The advent of Large Language Models (LLMs) has opened new frontiers in automated algorithm design, giving rise to numerous powerful methods. However, these approaches retain critical limitations: they require extensive evaluation of the target problem to guide the search process, making them impractical for real-world optimization tasks, where each evaluation consumes substantial computational resources. This research proposes an innovative and efficient framework that decouples algorithm discovery from high-cost evaluation. Our core innovation lies in combining a Genetic Programming (GP) function generator with an LLM-driven evolutionary algorithm designer. The evolutionary direction of the GP-based function generator is guided by the similarity between the landscape characteristics of generated proxy functions and those of real-world problems, ensuring that algorithms discovered via proxy functions exhibit comparable performance on real-world problems. Our method enables deep exploration of the algorithmic space before final validation while avoiding costly real-world evaluations. We validated the framework's efficacy across multiple real-world problems, demonstrating its ability to discover high-performance algorithms while substantially reducing expensive evaluations. This approach shows a path to apply LLM-based automated algorithm design to computationally intensive real-world optimization challenges.

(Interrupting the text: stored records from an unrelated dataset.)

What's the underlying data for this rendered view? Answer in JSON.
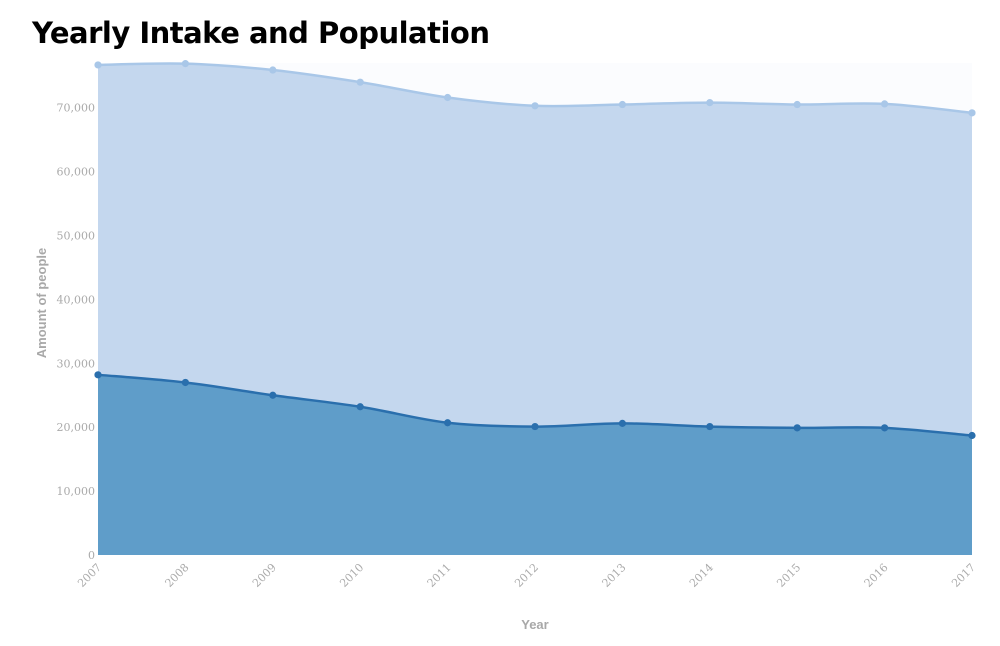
{
  "chart_data": {
    "type": "area",
    "title": "Yearly Intake and Population",
    "xlabel": "Year",
    "ylabel": "Amount of people",
    "x": [
      "2007",
      "2008",
      "2009",
      "2010",
      "2011",
      "2012",
      "2013",
      "2014",
      "2015",
      "2016",
      "2017"
    ],
    "ylim": [
      0,
      77000
    ],
    "yticks": [
      0,
      10000,
      20000,
      30000,
      40000,
      50000,
      60000,
      70000
    ],
    "yticklabels": [
      "0",
      "10,000",
      "20,000",
      "30,000",
      "40,000",
      "50,000",
      "60,000",
      "70,000"
    ],
    "grid": false,
    "series": [
      {
        "values": [
          76700,
          76900,
          75900,
          74000,
          71600,
          70300,
          70500,
          70800,
          70500,
          70600,
          69200
        ],
        "line_color": "#a9c7e8",
        "fill_color": "#c4d7ee"
      },
      {
        "values": [
          28200,
          27000,
          25000,
          23200,
          20700,
          20100,
          20600,
          20100,
          19900,
          19900,
          18700
        ],
        "line_color": "#2a6fad",
        "fill_color": "#5f9dc9"
      }
    ]
  }
}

翻译：大型语言模型（LLM）的出现为自动化算法设计开辟了新前沿，催生了众多强大方法。然而，这些方法仍存在关键局限：它们需要对目标问题进行大量评估以指导搜索过程，这在现实世界优化任务中并不实用，因为每次评估都会消耗大量计算资源。本研究提出了一种创新且高效的框架，将算法发现与高成本评估解耦。我们的核心创新在于将遗传规划（GP）函数生成器与LLM驱动的进化算法设计器相结合。基于GP的函数生成器的进化方向由生成代理函数的特征景观与现实问题特征景观之间的相似性引导，确保通过代理函数发现的算法在现实问题上表现出可比的性能。我们的方法能够在最终验证前深入探索算法空间，同时避免昂贵的现实世界评估。我们在多个现实问题上验证了该框架的有效性，证明了其发现高性能算法的能力，同时显著减少了昂贵的评估次数。这一方法为将基于LLM的自动化算法设计应用于计算密集的现实世界优化挑战指明了路径。